La plupart de ces personnes ont basculé dans le royaume de l'incrédulité après avoir vu les images des premiers pas sur la Lune de Neil Armstrong et Buzz Aldrin, a expliqué l'astronome Phil Plait lors du programme radiophonique "Are we Alone" du SETI, l'Institut de recherche d'une vie intelligente extraterrestre, une organisation à but non-lucratif.

La première chose qu'ils ont remarqué dans ces images c'est l'absence d'étoiles dans le ciel. "Il n'y a pas d'atmosphère sur la Lune, donc on s'attend à ce que les étoiles brillent encore plus", a-t-il dit. Toutefois, même les photos du ciel la nuit prises depuis la Terre ne montrent pas les étoiles, à moins qu'elles soient prises avec une ouverture de plusieurs secondes, a indiqué l'astronome. Avec l'ouverture avec laquelle les astronautes ont pris leurs photos, "on ne voit tout simplement pas les étoiles, que l'on se trouve sur Terre ou sur la Lune", a-t-il assuré.

Les incrédules font aussi remarquer que les images vidéo du drapeau américain planté sur le satellite en 1969 montre que ce dernier flotte, alors qu'il n'y a pas d'air sur la Lune. Ils contestent également les ombres que l'on voit sur les photographies rapportées de l'expédition.

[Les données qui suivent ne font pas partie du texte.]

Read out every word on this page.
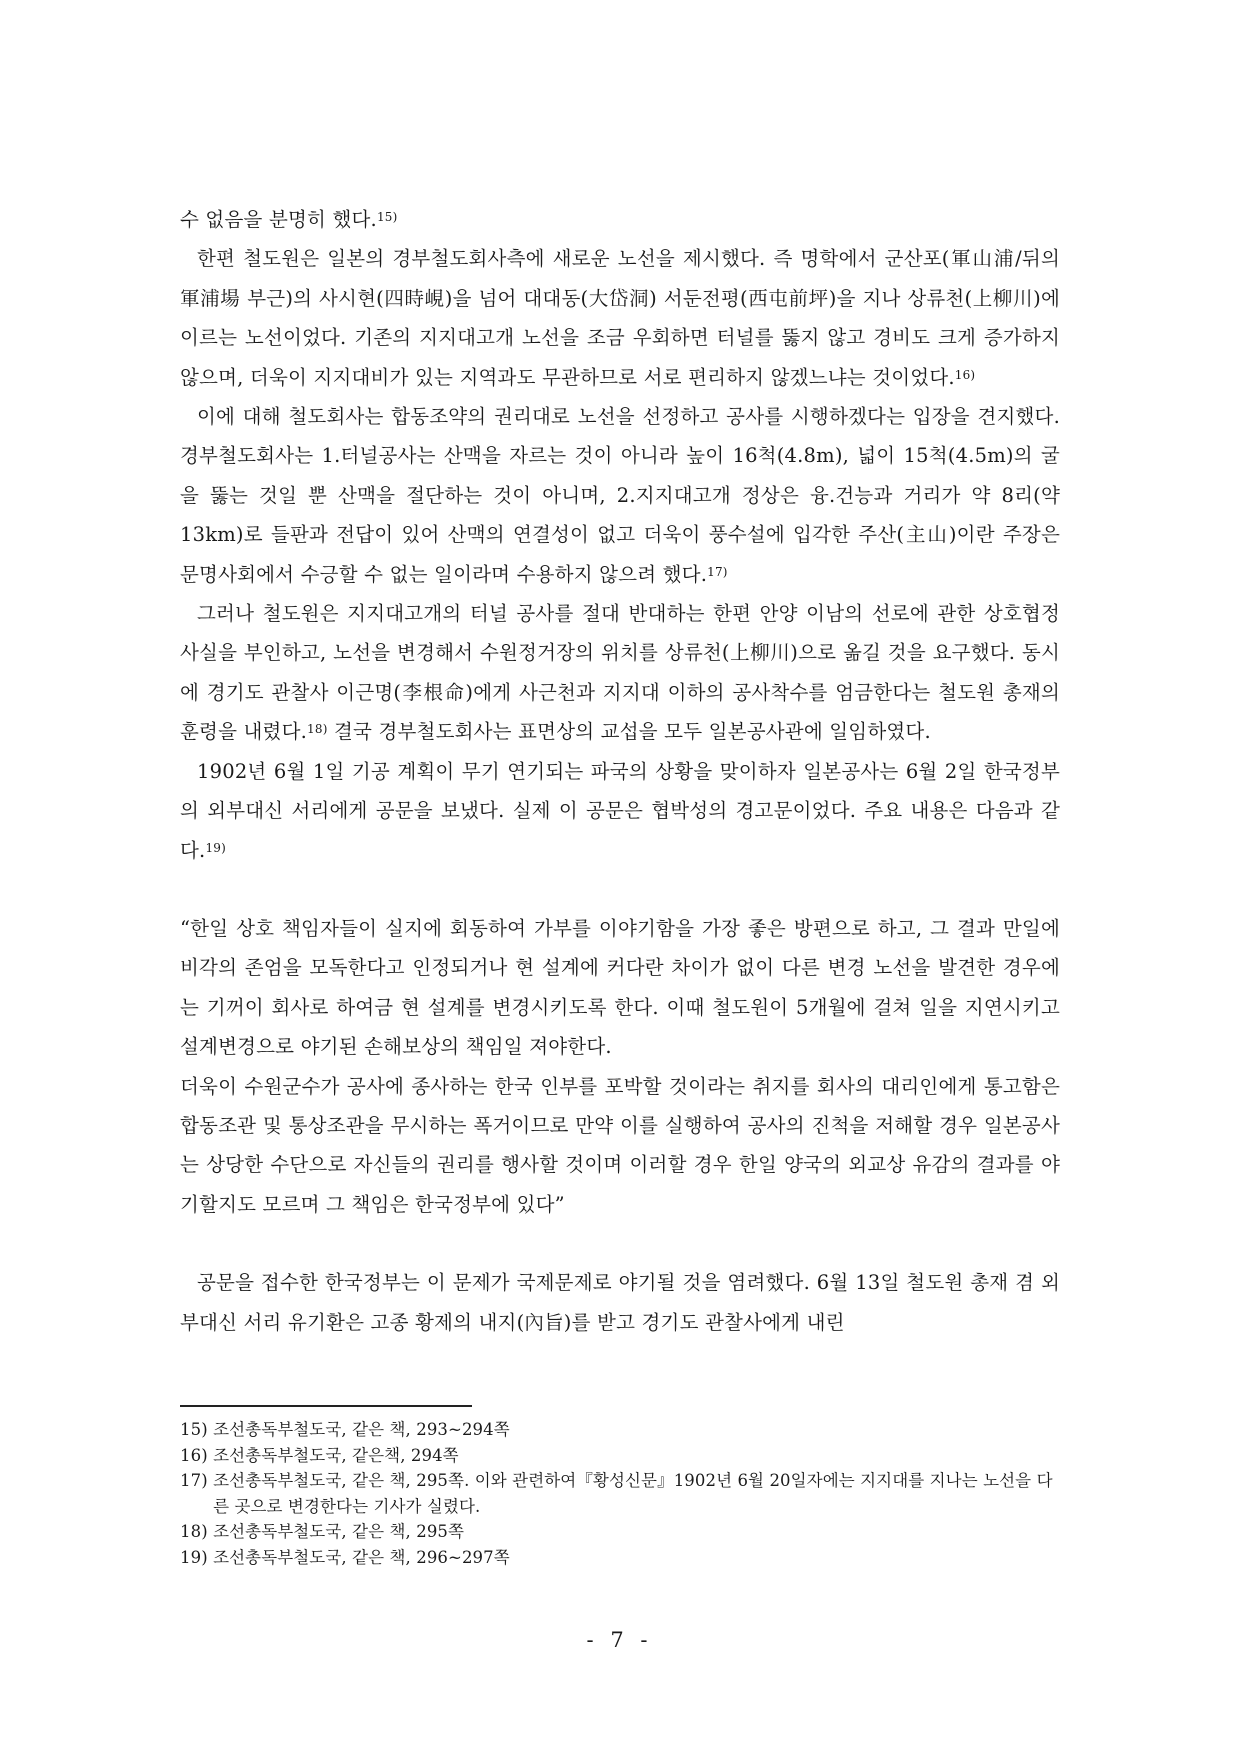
수 없음을 분명히 했다.$^{15)}$

한편 철도원은 일본의 경부철도회사측에 새로운 노선을 제시했다. 즉 명학에서 군산포(軍山浦/뒤의 軍浦場 부근)의 사시현(四時峴)을 넘어 대대동(大岱洞) 서둔전평(西屯前坪)을 지나 상류천(上柳川)에 이르는 노선이었다. 기존의 지지대고개 노선을 조금 우회하면 터널를 뚫지 않고 경비도 크게 증가하지 않으며, 더욱이 지지대비가 있는 지역과도 무관하므로 서로 편리하지 않겠느냐는 것이었다.$^{16)}$

이에 대해 철도회사는 합동조약의 권리대로 노선을 선정하고 공사를 시행하겠다는 입장을 견지했다. 경부철도회사는 1.터널공사는 산맥을 자르는 것이 아니라 높이 16척(4.8m), 넓이 15척(4.5m)의 굴을 뚫는 것일 뿐 산맥을 절단하는 것이 아니며, 2.지지대고개 정상은 융.건능과 거리가 약 8리(약 13km)로 들판과 전답이 있어 산맥의 연결성이 없고 더욱이 풍수설에 입각한 주산(主山)이란 주장은 문명사회에서 수긍할 수 없는 일이라며 수용하지 않으려 했다.$^{17)}$

그러나 철도원은 지지대고개의 터널 공사를 절대 반대하는 한편 안양 이남의 선로에 관한 상호협정 사실을 부인하고, 노선을 변경해서 수원정거장의 위치를 상류천(上柳川)으로 옮길 것을 요구했다. 동시에 경기도 관찰사 이근명(李根命)에게 사근천과 지지대 이하의 공사착수를 엄금한다는 철도원 총재의 훈령을 내렸다.$^{18)}$ 결국 경부철도회사는 표면상의 교섭을 모두 일본공사관에 일임하였다.

1902년 6월 1일 기공 계획이 무기 연기되는 파국의 상황을 맞이하자 일본공사는 6월 2일 한국정부의 외부대신 서리에게 공문을 보냈다. 실제 이 공문은 협박성의 경고문이었다. 주요 내용은 다음과 같다.$^{19)}$

“한일 상호 책임자들이 실지에 회동하여 가부를 이야기함을 가장 좋은 방편으로 하고, 그 결과 만일에 비각의 존엄을 모독한다고 인정되거나 현 설계에 커다란 차이가 없이 다른 변경 노선을 발견한 경우에는 기꺼이 회사로 하여금 현 설계를 변경시키도록 한다. 이때 철도원이 5개월에 걸쳐 일을 지연시키고 설계변경으로 야기된 손해보상의 책임일 져야한다.

더욱이 수원군수가 공사에 종사하는 한국 인부를 포박할 것이라는 취지를 회사의 대리인에게 통고함은 합동조관 및 통상조관을 무시하는 폭거이므로 만약 이를 실행하여 공사의 진척을 저해할 경우 일본공사는 상당한 수단으로 자신들의 권리를 행사할 것이며 이러할 경우 한일 양국의 외교상 유감의 결과를 야기할지도 모르며 그 책임은 한국정부에 있다”

공문을 접수한 한국정부는 이 문제가 국제문제로 야기될 것을 염려했다. 6월 13일 철도원 총재 겸 외부대신 서리 유기환은 고종 황제의 내지(內旨)를 받고 경기도 관찰사에게 내린

15) 조선총독부철도국, 같은 책, 293~294쪽
16) 조선총독부철도국, 같은책, 294쪽
17) 조선총독부철도국, 같은 책, 295쪽. 이와 관련하여『황성신문』1902년 6월 20일자에는 지지대를 지나는 노선을 다른 곳으로 변경한다는 기사가 실렸다.
18) 조선총독부철도국, 같은 책, 295쪽
19) 조선총독부철도국, 같은 책, 296~297쪽
- 7 -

Autant d'arguments balayés par les scientifiques.

Ces sceptiques sont restés silencieux pendant de nombreuses années, jusqu'à la diffusion sur la chaîne Fox en 2001 d'une émission intitulée "Théorie du complot: avons-nous été sur la Lune?" Ceux qui nient ces premiers pas sur le sol lunaire vont probablement se taire à nouveau lorsque les Etats-Unis y retourneront, mais vont-ils disparaître à tout jamais?

Probablement non, estime Seth Shostak, qui avait conduit l'émission diffusée sur la chaîne Fox en 2001. "Nous allons retourner sur la Lune et retrouver tout le matériel que nous y avions laissé et prendre des photos et dire 'Regardez! Leurs empreintes de pas!'", a-t-il dit. "Et les gens qui aiment à penser que les Etats-Unis n'ont rien d'autre à faire que de faire croire à un alunissage qui ne se serait jamais produit diront 'Vous avez falsifié cela aussi!'", a-t-il ironisé.